I set my jaw. I had to keep him talking. I had to . . . I had to concentrate. “Papa—”
“I had only just found it,” he said, his trembling hand hovering over the shroud. “Only just found the key that would prolong your mother’s life, at least that much more. That much longer.” His teeth bared. “And then
they
came. Barbarians . . . I had no choice!”
“You left me.” I hadn’t meant to say it. It shouldn’t have mattered. But the words wrenched out of my chest, and I watched his head tilt.

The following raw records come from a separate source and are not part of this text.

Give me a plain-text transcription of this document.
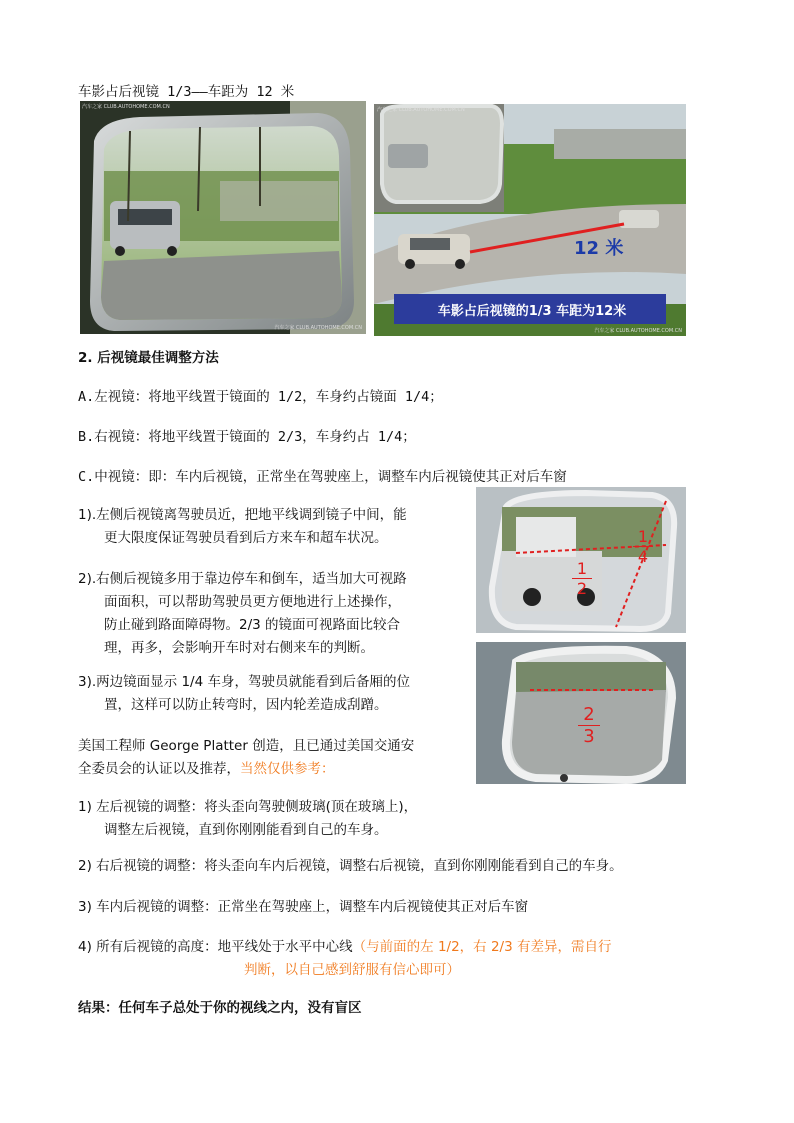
车影占后视镜 1/3——车距为 12 米
汽车之家 CLUB.AUTOHOME.COM.CN
汽车之家 CLUB.AUTOHOME.COM.CN
汽车之家 CLUB.AUTOHOME.COM.CN
12 米
车影占后视镜的1/3 车距为12米
汽车之家 CLUB.AUTOHOME.COM.CN
2. 后视镜最佳调整方法
A.左视镜：将地平线置于镜面的 1/2，车身约占镜面 1/4；
B.右视镜：将地平线置于镜面的 2/3，车身约占 1/4；
C.中视镜：即：车内后视镜，正常坐在驾驶座上，调整车内后视镜使其正对后车窗
1).左侧后视镜离驾驶员近，把地平线调到镜子中间，能
更大限度保证驾驶员看到后方来车和超车状况。
2).右侧后视镜多用于靠边停车和倒车，适当加大可视路
面面积，可以帮助驾驶员更方便地进行上述操作，
防止碰到路面障碍物。2/3 的镜面可视路面比较合
理，再多，会影响开车时对右侧来车的判断。
3).两边镜面显示 1/4 车身，驾驶员就能看到后备厢的位
置，这样可以防止转弯时，因内轮差造成刮蹭。
$\frac{1}{2}$
$\frac{1}{4}$
$\frac{2}{3}$
美国工程师 George Platter 创造，且已通过美国交通安
全委员会的认证以及推荐，当然仅供参考：
1) 左后视镜的调整：将头歪向驾驶侧玻璃(顶在玻璃上)，
调整左后视镜，直到你刚刚能看到自己的车身。
2) 右后视镜的调整：将头歪向车内后视镜，调整右后视镜，直到你刚刚能看到自己的车身。
3) 车内后视镜的调整：正常坐在驾驶座上，调整车内后视镜使其正对后车窗
4) 所有后视镜的高度：地平线处于水平中心线（与前面的左 1/2，右 2/3 有差异，需自行
判断，以自己感到舒服有信心即可）
结果：任何车子总处于你的视线之内，没有盲区
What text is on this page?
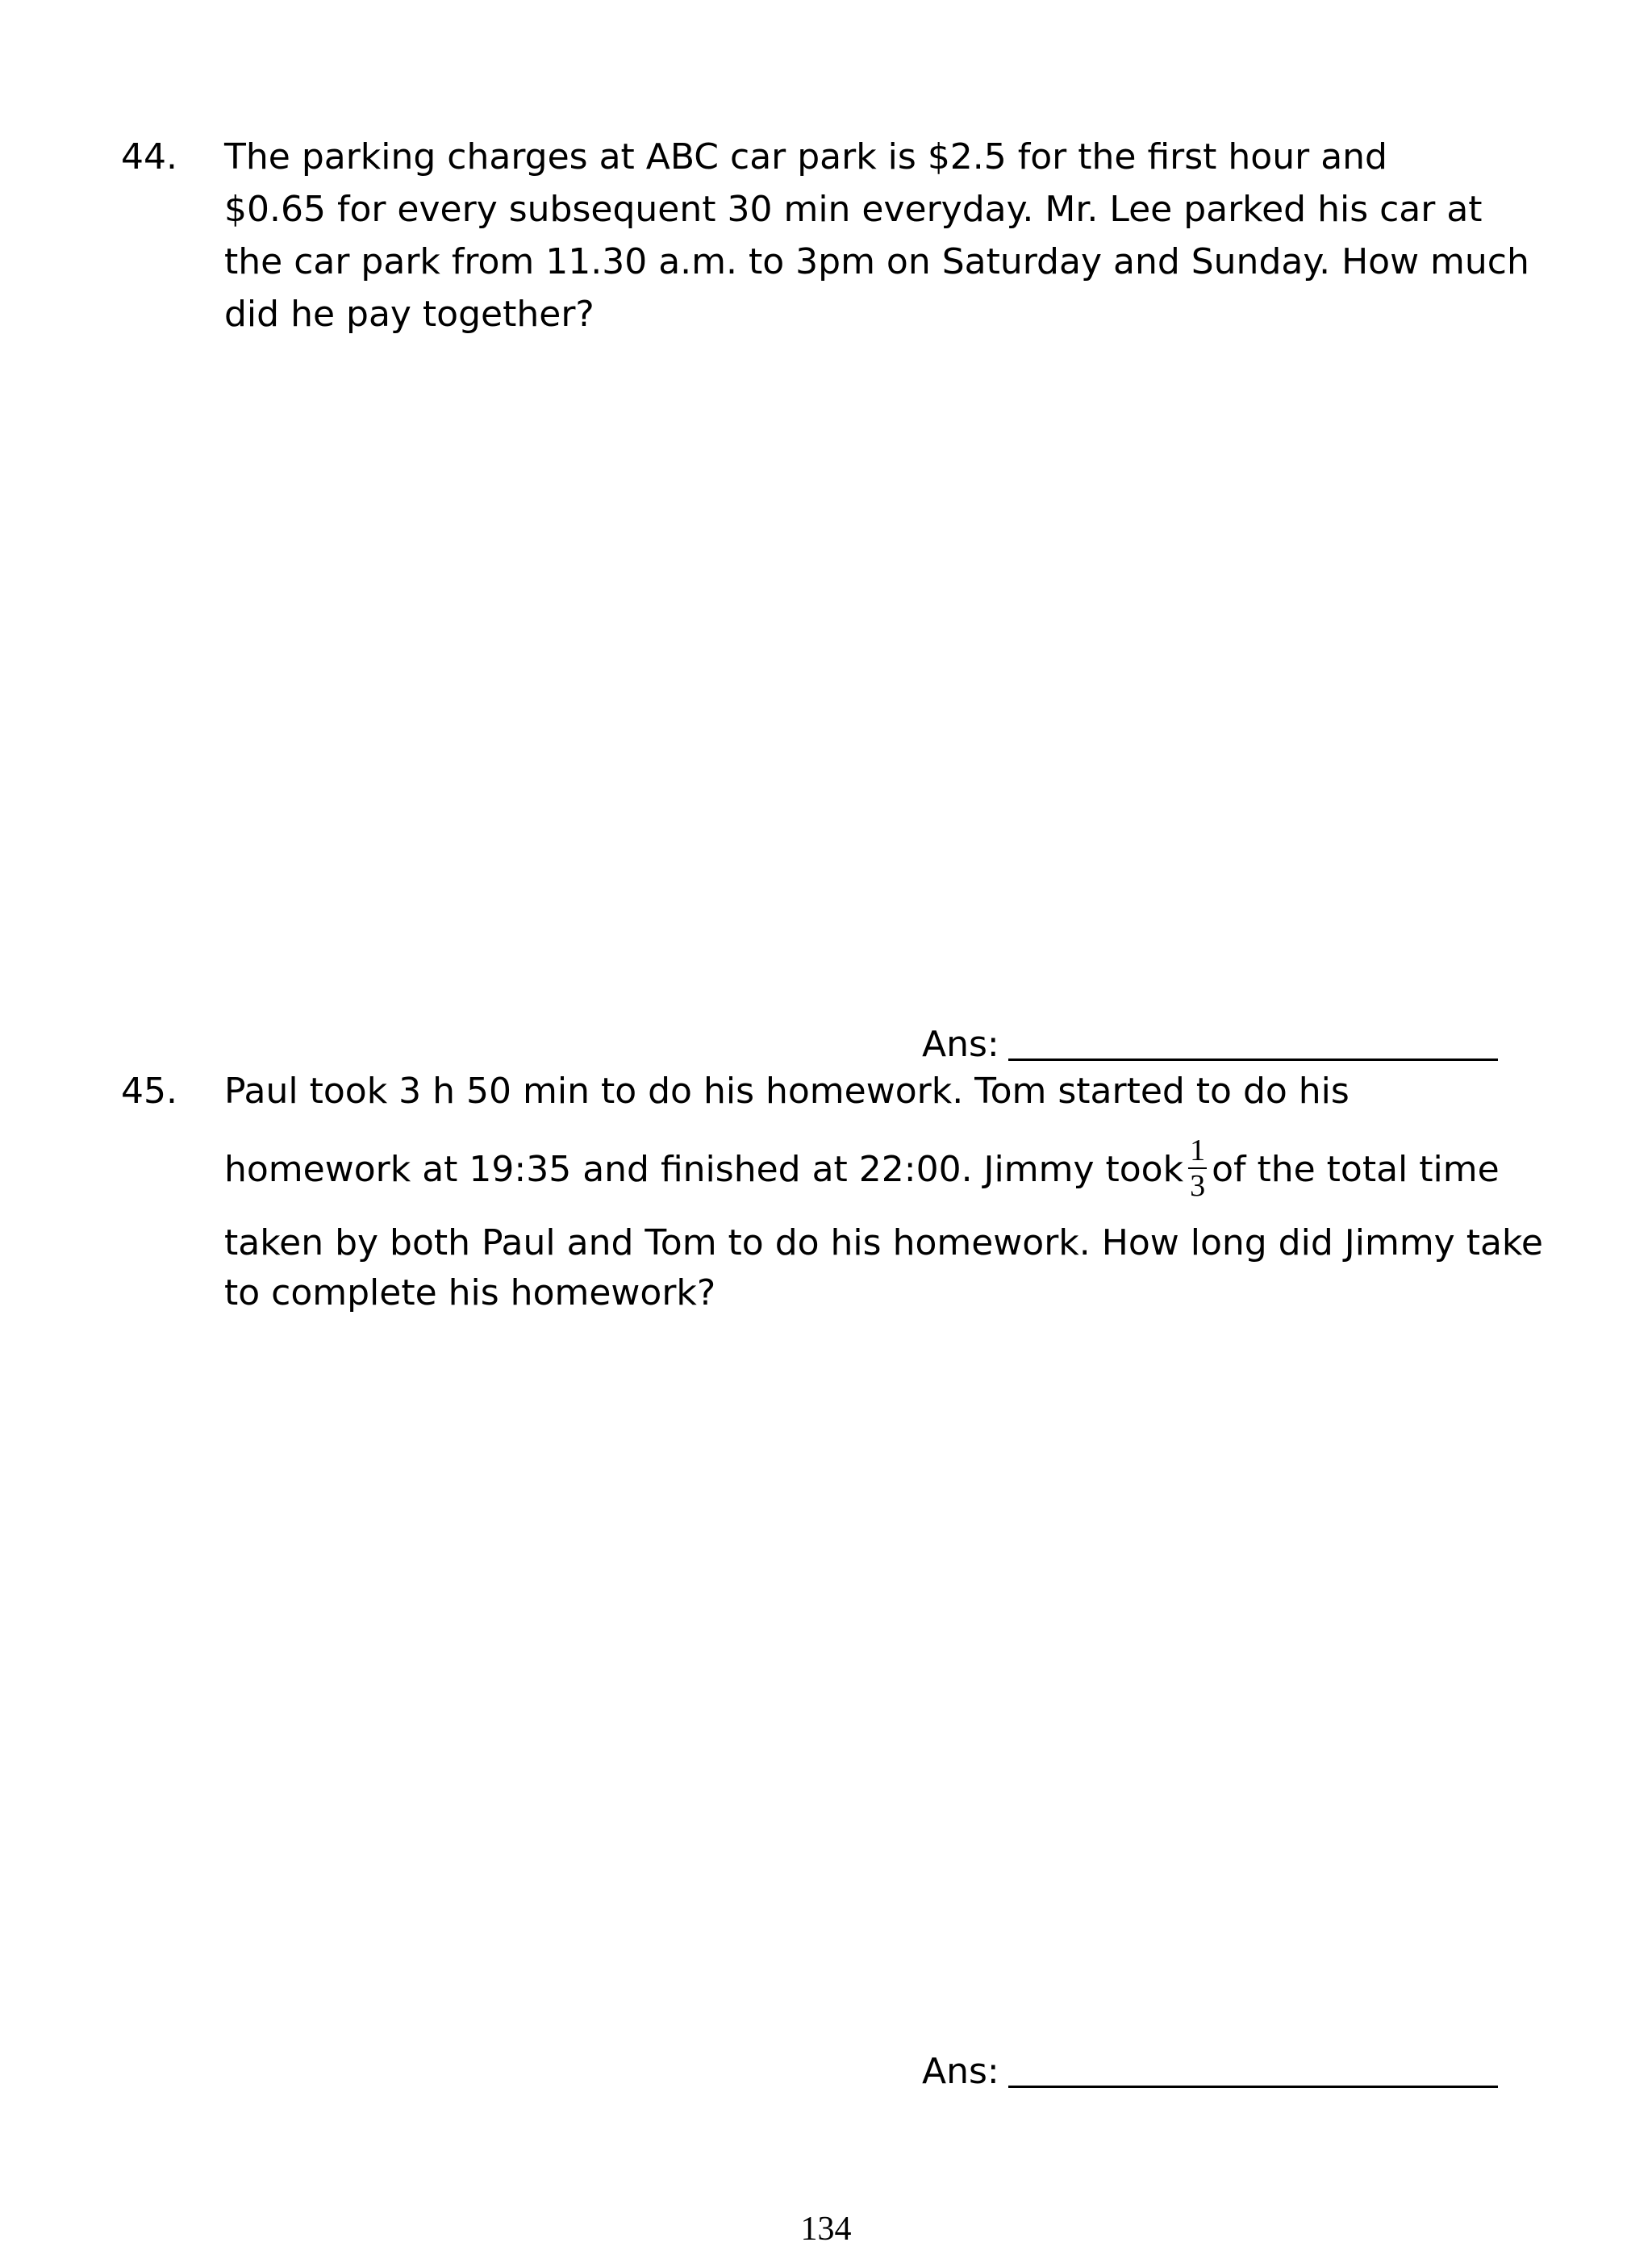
44. The parking charges at ABC car park is $2.5 for the first hour and
$0.65 for every subsequent 30 min everyday. Mr. Lee parked his car at
the car park from 11.30 a.m. to 3pm on Saturday and Sunday. How much
did he pay together?
Ans:
45. Paul took 3 h 50 min to do his homework. Tom started to do his
homework at 19:35 and finished at 22:00. Jimmy took $\frac{1}{3}$ of the total time
taken by both Paul and Tom to do his homework. How long did Jimmy take
to complete his homework?
Ans:
134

“They took you,” he told me, without once looking at me. “They took you, and I let them. I had no choice. No choice but to take the serum, to assure my life continued so that I could save her . . .”
Always his girl.
Take the serum . . .
“You what?” I gasped.
“But they stole it all,” he said over me, and suddenly, he whipped back to the cameo. His fingers danced over the gilded edge, twisting and pushing tiny knobs. “Stole her life from me!”
The tumblers clicked.
I held my breath.
“And because they destroyed my laboratory,” my father seethed through his teeth, “my girl died.
Died
, frightened and frail. Too weak to eat! Too weak to move. Too weak. Flesh is weak. But you—”
He paused. I watched the planes of his face soften as he turned to me. His eyes were hidden beneath the goggles, but his mouth turned up. Ingratiatingly sweet. “Ah, poppet. You look just like her. But the black . . . the black hair. Clever, girl. I didn’t know it was you until you inhaled the treatment.”
My skin crawled. “What did that matter?”
He stiffened, straightening his shoulders and staring down his nose at me as if I were a student in some lecture hall. I stilled, forcing my hand to bend at a painfully awkward angle to hide the pin projecting from the lock. “Alchemical formulae are exact, Cherry. It should have only worked for Josephine. I had no idea it would work for her daughter, or else I’d have never let you leave that exhibit with that fine fellow. What was his name?” he asked, suddenly all too crafty with his wide, gleeful smile. “Terrible choice of beaus, poppet, you need a thinking man.”
I pushed through the chaotic stream of his words to focus on the topic at hand. “You . . . You knew? You knew what it was doing to me, to your own daughter?” It ended on a high, trembling octave, but I couldn’t believe it.
Or maybe, it was one more thing I had no choice to believe, given the circumstances. My father was truly mad.
“Once I saw the psychoactive compound take effect,” he said happily, “I knew. I knew!”
My chest rose and fell much faster than I wanted, feeling as if it struggled to inhale enough. To breathe deeply enough, fast enough.
I forced myself to slow it down. “Let me go, Papa, and I’ll help you bring her back.”
The devil I would. Dead was dead. And the woman hovering just at the edge of my vision was a hallucination courtesy of opium and aether and God only knew what else.